This gives an added advantage that if two or more copies of the same file are stored in the repository, Git will store only one file internally.

The next level object is a tree. These can be thought of as folders or directories. Finally, this brings us to the most important object: the commit. Commits can be thought of as snapshots. The major difference between Git and any other tool is the way Git thinks about its data. Conceptually, most other systems store information as a list of file-based changes. Tools consider the information they keep as a set of files and the changes made to each file over time.

(Image showing data storage in case of normal control system) In contrast, Git thinks of its data more like a set of snapshots of a mini file system. Every time you commit, or save the state of your project in Git, it basically takes a picture of what all your files look like at that moment and stores a reference to that snapshot.

Git stores data as:

(Image showing data storage in case of Git)

This is an important difference between Git and all other tools. It makes Git reconsider almost every aspect of version control that most other systems copied from the previous generation.

Tracking the changes made to the code

Git uses directed acyclic graph to store its history. Each commit in Git can have multiple or single parent commits. This info about the ancestors is stored with each commit. Here we can have nonlinear history. That means a commit can have multiple parent commits on which the child commit depends. Below example shows 3-way merge that has 3 parents:



The history of a file is linked all the way up its directory structure to the root directory, which is then linked to a commit node. This commit node, in turn, can have one or more parents. When merging multiple branches we are merging the contents in a DAG. This allows Git to determine common ancestors.
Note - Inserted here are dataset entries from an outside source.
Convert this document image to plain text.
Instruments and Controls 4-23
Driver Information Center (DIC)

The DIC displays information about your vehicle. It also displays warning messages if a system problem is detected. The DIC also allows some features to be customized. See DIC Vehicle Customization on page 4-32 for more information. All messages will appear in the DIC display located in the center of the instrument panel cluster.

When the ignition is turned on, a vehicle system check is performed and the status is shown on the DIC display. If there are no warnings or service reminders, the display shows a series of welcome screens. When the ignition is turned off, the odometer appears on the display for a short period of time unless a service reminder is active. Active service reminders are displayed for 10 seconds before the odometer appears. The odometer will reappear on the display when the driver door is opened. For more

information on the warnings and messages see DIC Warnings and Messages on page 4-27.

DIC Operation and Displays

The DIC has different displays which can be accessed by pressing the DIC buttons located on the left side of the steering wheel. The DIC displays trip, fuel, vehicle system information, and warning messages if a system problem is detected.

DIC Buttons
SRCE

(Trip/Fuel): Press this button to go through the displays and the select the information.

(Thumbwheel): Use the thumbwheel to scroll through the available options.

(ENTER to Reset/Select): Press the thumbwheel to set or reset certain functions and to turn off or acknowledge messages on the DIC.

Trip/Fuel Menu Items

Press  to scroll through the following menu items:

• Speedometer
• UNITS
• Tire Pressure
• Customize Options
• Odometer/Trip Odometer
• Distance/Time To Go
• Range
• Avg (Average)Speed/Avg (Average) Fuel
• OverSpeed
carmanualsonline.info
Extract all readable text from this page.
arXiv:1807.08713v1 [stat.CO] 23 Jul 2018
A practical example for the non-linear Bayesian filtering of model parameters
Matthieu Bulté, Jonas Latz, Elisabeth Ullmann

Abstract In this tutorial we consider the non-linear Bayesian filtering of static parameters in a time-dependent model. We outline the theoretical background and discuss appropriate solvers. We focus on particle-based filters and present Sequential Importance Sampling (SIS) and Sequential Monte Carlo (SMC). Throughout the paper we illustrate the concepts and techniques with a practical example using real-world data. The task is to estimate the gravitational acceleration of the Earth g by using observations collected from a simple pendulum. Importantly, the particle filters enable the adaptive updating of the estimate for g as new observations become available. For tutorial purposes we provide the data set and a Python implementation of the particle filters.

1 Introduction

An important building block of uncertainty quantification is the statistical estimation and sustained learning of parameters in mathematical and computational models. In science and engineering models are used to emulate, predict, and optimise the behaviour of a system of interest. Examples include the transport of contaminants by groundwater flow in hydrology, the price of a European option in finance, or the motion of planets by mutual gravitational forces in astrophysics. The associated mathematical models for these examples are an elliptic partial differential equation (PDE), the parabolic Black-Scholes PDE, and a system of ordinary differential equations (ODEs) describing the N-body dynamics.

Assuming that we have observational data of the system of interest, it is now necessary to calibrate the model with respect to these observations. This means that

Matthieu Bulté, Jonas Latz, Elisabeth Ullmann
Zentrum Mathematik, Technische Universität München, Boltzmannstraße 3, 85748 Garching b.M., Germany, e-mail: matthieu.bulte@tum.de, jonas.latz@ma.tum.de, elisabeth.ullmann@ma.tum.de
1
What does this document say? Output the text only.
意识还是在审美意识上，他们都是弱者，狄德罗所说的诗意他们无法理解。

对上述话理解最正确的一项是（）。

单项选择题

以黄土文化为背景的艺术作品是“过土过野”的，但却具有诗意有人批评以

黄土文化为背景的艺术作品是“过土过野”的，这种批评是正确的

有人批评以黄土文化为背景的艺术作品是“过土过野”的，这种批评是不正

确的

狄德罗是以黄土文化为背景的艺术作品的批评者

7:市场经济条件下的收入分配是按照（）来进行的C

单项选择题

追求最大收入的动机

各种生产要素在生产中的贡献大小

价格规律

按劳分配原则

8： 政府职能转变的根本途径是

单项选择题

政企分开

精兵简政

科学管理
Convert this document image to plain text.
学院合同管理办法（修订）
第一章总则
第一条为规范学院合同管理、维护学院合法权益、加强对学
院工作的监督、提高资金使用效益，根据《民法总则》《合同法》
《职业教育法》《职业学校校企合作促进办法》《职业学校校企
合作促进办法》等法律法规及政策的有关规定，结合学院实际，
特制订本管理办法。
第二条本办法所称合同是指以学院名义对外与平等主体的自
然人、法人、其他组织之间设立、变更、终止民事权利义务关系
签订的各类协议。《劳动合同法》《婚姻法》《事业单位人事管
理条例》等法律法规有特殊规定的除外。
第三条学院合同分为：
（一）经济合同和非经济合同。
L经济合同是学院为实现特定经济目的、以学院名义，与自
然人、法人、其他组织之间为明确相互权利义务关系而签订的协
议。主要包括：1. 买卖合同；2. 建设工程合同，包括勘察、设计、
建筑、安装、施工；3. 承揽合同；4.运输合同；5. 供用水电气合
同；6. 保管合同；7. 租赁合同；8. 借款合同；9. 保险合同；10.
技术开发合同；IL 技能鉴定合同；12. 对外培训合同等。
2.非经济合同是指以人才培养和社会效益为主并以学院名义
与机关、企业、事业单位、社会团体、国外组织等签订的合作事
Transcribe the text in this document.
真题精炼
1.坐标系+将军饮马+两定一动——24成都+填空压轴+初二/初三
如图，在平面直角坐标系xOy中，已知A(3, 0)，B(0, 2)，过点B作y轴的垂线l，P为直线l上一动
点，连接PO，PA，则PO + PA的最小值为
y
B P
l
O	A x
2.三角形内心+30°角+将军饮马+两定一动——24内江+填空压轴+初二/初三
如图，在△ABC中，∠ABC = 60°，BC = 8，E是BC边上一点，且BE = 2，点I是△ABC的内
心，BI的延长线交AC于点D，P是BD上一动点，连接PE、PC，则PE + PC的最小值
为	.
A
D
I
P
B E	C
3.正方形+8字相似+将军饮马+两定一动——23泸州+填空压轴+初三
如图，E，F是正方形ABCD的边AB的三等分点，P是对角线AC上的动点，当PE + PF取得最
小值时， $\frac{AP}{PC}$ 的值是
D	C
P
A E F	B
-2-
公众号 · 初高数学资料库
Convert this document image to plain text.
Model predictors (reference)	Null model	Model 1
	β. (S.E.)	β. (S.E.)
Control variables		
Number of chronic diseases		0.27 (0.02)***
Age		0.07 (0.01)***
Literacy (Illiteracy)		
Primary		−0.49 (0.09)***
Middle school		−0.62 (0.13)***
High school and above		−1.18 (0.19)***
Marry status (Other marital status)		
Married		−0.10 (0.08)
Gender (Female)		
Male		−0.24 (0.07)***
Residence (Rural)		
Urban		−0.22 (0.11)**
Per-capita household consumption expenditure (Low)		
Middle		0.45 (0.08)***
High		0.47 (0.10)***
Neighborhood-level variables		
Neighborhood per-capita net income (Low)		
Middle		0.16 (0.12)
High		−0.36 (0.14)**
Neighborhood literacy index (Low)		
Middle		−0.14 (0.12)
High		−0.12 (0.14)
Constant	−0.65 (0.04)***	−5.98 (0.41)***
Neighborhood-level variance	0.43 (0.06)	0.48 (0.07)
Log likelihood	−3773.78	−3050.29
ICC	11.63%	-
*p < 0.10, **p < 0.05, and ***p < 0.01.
Synchronizing all the developers for the latest code

In Git, when a developer makes the same modification to the equivalent file in the local Git code, the change will be recorded locally first, then they can "push" the commits to the other users who are working on the same project. The content changes are stored identically for each Git repository that the commit exists in. Upon the local commit, the local Git repository will create a new object representing a file for the changed file. For each directory above the changed file, a new tree object is created with a new identifier. A DAG is created starting from the newly created root tree object pointing to the files and referencing the newly created blob in place of that file's previous blob object in the previous tree hierarchy. At this point the commit is still local to the current Git code on developer’s local device. When he "pushes" the commit to a publicly accessible Git repository this commit gets sent to that repository. After the public repository verifies that the commit can apply to the branch, the same objects are stored in the public repository as were originally created in the local Git repository.

Tools available for Git

Git provides many command line and UI tools for most of the platforms. All these tools are based on Git core toolkit. Git toolkit is divided into 2 parts: plumbing and porcelain. Plumbing contains two level commands that enable basic content tracking and modification of directed acyclic graphs. Procelain contains the more commonly used commands which are used to maintain repositories and communicating with other developers. Work is in progress for improving the toolkit design and making it faster.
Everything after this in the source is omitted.